Senate debates

Tuesday, 8 February 2022

Business

Rearrangement

12:48 pm

Photo of Simon BirminghamSimon Birmingham (SA, Liberal Party, Minister for Finance) Share this | Hansard source

I hate to break it to the Australian Greens, but there is a time and place for this to be considered, and that will be at an election in a few months time. That will be when the Australian people make their decision about who governs and about the constitution of this parliament for the next three years, just as they did a little under three years ago when they re-elected the Morrison government. As much as the Australian Greens may wish to change the normal electoral course, the fact is it's a job for the Australian people at the election. And I know—

An honourable senator: Call the election!

There are the Greens, calling for an early election. I heard Senator Waters earlier, proclaiming what she saw to be the election outcome, talking about the polls, predicting the election outcome, showing the same type of hubris that she did three years ago when she made exactly the same sorts of calls, exactly the same sorts of observations about the polls, only of course to be completely wrong.

We will take nothing for granted when we go to the election in a few months time, but we will welcome the opportunity to stand on our track record of keeping Australians safe and secure through some of the most uncertain times the world has faced—through the most uncertain times, arguably, that most people in this chamber at this point in time have ever lived through. We will stand on a record that sees 1.7 million more Australians in jobs—employed, with the opportunities and the dignity that come from paid work and employment. Today, there are 1.7 million more than when our government was first elected. Incredibly, there has been a recovery and surge of 1.1 million in employment and job numbers since the pandemic of COVID-19 struck and since it disrupted economies and lives in every country around the world. You get a sort of alternative view of history from those opposite—and from the Greens from time to time—who seem to pretend that COVID-19 is happening in isolation here in Australia and ignore many of the comparisons with situations around the rest of the world.

But here in Australia, not without challenge, not without difficulty and not without mistakes, we have nonetheless still seen lower rates of fatalities than global averages in most other comparable nations.

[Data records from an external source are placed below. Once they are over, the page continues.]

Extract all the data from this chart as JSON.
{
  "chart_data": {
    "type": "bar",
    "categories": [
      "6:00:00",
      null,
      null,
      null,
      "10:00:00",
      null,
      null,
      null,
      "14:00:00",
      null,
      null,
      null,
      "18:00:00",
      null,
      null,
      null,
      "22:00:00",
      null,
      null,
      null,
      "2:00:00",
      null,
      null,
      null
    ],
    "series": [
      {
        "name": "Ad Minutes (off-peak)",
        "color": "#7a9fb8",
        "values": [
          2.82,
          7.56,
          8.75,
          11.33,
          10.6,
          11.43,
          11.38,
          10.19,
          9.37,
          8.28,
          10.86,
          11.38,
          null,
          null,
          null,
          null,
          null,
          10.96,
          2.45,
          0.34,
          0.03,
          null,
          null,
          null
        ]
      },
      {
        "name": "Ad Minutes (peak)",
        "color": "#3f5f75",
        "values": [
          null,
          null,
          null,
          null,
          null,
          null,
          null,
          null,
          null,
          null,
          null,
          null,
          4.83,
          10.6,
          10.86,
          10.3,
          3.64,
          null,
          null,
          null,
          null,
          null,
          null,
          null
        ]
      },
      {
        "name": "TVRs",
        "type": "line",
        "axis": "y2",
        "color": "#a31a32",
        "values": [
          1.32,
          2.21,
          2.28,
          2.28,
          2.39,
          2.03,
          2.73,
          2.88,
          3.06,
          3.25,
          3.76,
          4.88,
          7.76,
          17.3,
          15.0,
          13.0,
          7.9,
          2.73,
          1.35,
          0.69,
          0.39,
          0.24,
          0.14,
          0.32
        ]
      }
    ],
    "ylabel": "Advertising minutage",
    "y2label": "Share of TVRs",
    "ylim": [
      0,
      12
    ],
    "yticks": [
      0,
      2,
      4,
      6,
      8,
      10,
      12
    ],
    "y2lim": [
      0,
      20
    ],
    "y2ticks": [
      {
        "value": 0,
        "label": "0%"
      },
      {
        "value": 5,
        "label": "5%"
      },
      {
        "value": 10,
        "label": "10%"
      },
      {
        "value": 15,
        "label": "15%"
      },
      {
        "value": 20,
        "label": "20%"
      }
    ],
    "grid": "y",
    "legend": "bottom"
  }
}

We have achieved higher rates of vaccinations than most other comparable nations, and we have secured stronger economic outcomes than most other nations. That's a testament to the work and cooperation of all Australians. We don't stand here as a government proclaiming all of those achievements as exclusively our own. They're the work that came from the earliest decisions that were taken to close Australia's international borders, decisions that Prime Minister Morrison took—before the global pandemic had been declared by the World Health Organization, it was recognised here in Australia. And through that closure of borders we managed to keep most of the earlier, deadlier strains of COVID-19 at bay in Australia—to buy the time for vaccines to be developed and to buy the time for the rollout to occur and to give Australians the opportunity to protect and secure themselves, as they have done in record numbers.

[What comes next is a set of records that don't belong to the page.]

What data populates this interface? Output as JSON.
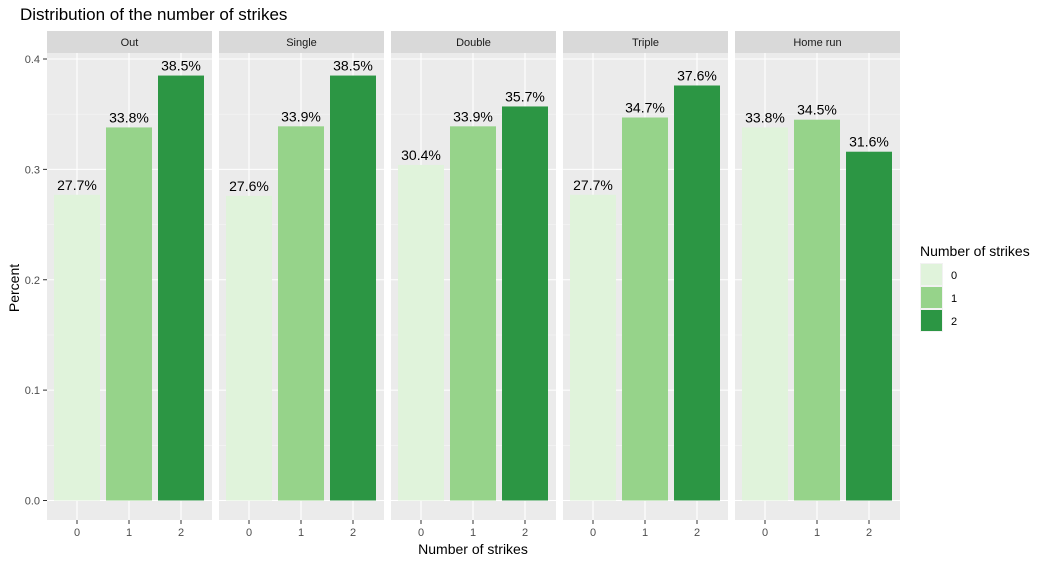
{
  "chart_data": {
    "type": "bar",
    "title": "Distribution of the number of strikes",
    "xlabel": "Number of strikes",
    "ylabel": "Percent",
    "ylim": [
      0,
      0.4
    ],
    "y_ticks": [
      "0.0",
      "0.1",
      "0.2",
      "0.3",
      "0.4"
    ],
    "y_tick_values": [
      0,
      0.1,
      0.2,
      0.3,
      0.4
    ],
    "categories": [
      "0",
      "1",
      "2"
    ],
    "colors": [
      "#e0f3db",
      "#96d38a",
      "#2c9644"
    ],
    "grid": true,
    "panel_background": "#ebebeb",
    "strip_background": "#d9d9d9",
    "legend": {
      "title": "Number of strikes",
      "entries": [
        "0",
        "1",
        "2"
      ],
      "position": "right"
    },
    "facets": [
      {
        "name": "Out",
        "values": [
          0.277,
          0.338,
          0.385
        ],
        "labels": [
          "27.7%",
          "33.8%",
          "38.5%"
        ]
      },
      {
        "name": "Single",
        "values": [
          0.276,
          0.339,
          0.385
        ],
        "labels": [
          "27.6%",
          "33.9%",
          "38.5%"
        ]
      },
      {
        "name": "Double",
        "values": [
          0.304,
          0.339,
          0.357
        ],
        "labels": [
          "30.4%",
          "33.9%",
          "35.7%"
        ]
      },
      {
        "name": "Triple",
        "values": [
          0.277,
          0.347,
          0.376
        ],
        "labels": [
          "27.7%",
          "34.7%",
          "37.6%"
        ]
      },
      {
        "name": "Home run",
        "values": [
          0.338,
          0.345,
          0.316
        ],
        "labels": [
          "33.8%",
          "34.5%",
          "31.6%"
        ]
      }
    ]
  }
}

Through that time, our economic response plans have worked. That 1.7 million additional Australians in jobs that have been secured sees one million more Australian women in work as a result. It sees some of the highest women's workforce participation rates that our country has ever seen. It sees unemployment standing at 4.2 per cent, a 13-year low in unemployment. Youth unemployment is at such lows, in part, because of the 220,000 trade apprenticeships that have been generated, operating today as a result of the economic response policies our government has put in place. Australian families and households are dealing with the challenges of COVID with the extra security of lower taxes—there are some 11½ million Australian families enjoying tax relief to the tune of $1½ billion per month in additional income into their households to secure them.

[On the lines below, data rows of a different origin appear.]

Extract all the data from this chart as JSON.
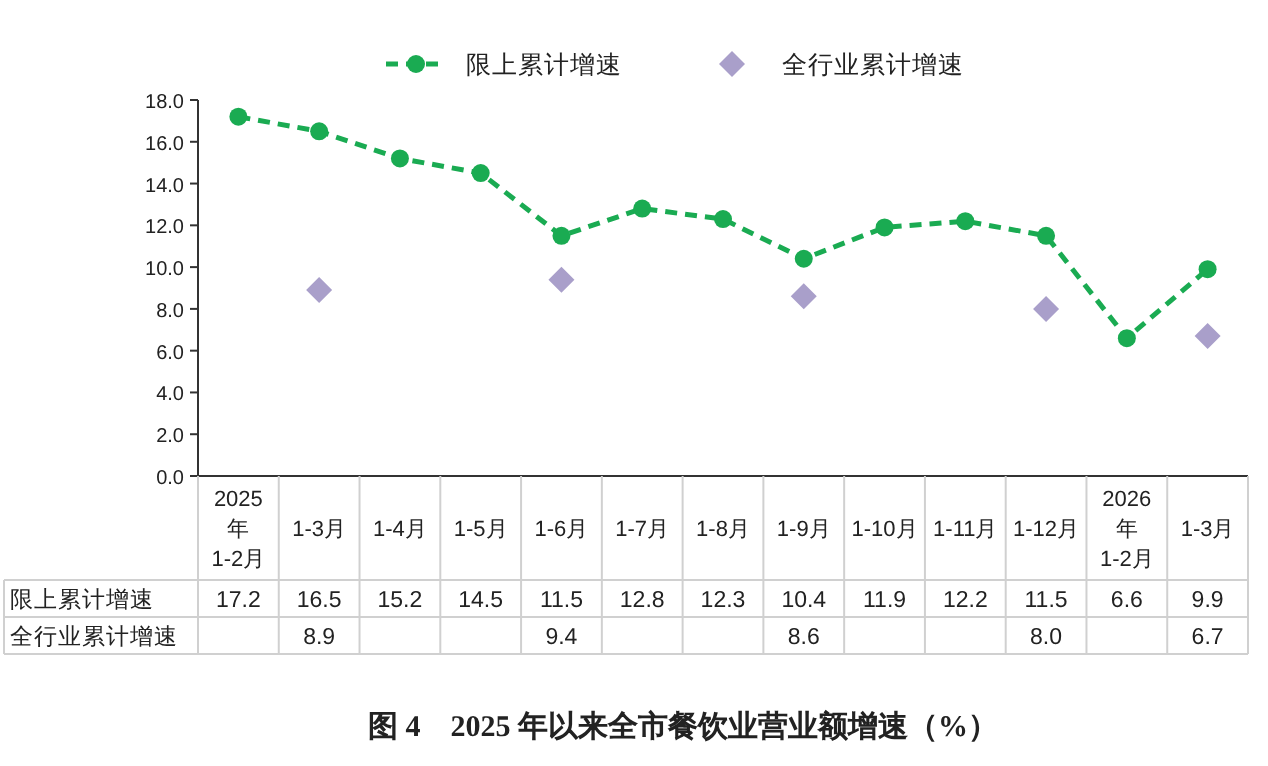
{
  "chart_data": {
    "type": "line",
    "title": "图 4　2025 年以来全市餐饮业营业额增速（%）",
    "categories": [
      "2025\n年\n1-2月",
      "1-3月",
      "1-4月",
      "1-5月",
      "1-6月",
      "1-7月",
      "1-8月",
      "1-9月",
      "1-10月",
      "1-11月",
      "1-12月",
      "2026\n年\n1-2月",
      "1-3月"
    ],
    "series": [
      {
        "name": "限上累计增速",
        "color": "#1aab52",
        "marker": "circle",
        "line_style": "dashed",
        "values": [
          17.2,
          16.5,
          15.2,
          14.5,
          11.5,
          12.8,
          12.3,
          10.4,
          11.9,
          12.2,
          11.5,
          6.6,
          9.9
        ],
        "value_labels": [
          "17.2",
          "16.5",
          "15.2",
          "14.5",
          "11.5",
          "12.8",
          "12.3",
          "10.4",
          "11.9",
          "12.2",
          "11.5",
          "6.6",
          "9.9"
        ]
      },
      {
        "name": "全行业累计增速",
        "type": "scatter",
        "color": "#a99fca",
        "marker": "diamond",
        "values": [
          null,
          8.9,
          null,
          null,
          9.4,
          null,
          null,
          8.6,
          null,
          null,
          8.0,
          null,
          6.7
        ],
        "value_labels": [
          null,
          "8.9",
          null,
          null,
          "9.4",
          null,
          null,
          "8.6",
          null,
          null,
          "8.0",
          null,
          "6.7"
        ]
      }
    ],
    "ylim": [
      0,
      18
    ],
    "yticks": [
      {
        "value": 0,
        "label": "0.0"
      },
      {
        "value": 2,
        "label": "2.0"
      },
      {
        "value": 4,
        "label": "4.0"
      },
      {
        "value": 6,
        "label": "6.0"
      },
      {
        "value": 8,
        "label": "8.0"
      },
      {
        "value": 10,
        "label": "10.0"
      },
      {
        "value": 12,
        "label": "12.0"
      },
      {
        "value": 14,
        "label": "14.0"
      },
      {
        "value": 16,
        "label": "16.0"
      },
      {
        "value": 18,
        "label": "18.0"
      }
    ],
    "legend": "top"
  }
}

We oppose the suspension of standing orders because this parliament has real business to get on with today, rather than the stunts of the Australian Greens. The Australian people will get to have their say at an election that we will contest, and we will argue strongly in terms of our track record and in terms of our economic plans for the future, and against the type of Labor-Greens alliance that will go to the election and that will, no doubt, if they are successful, work hand in glove, and will see those opposite held to ransom by the likes of Senator Waters.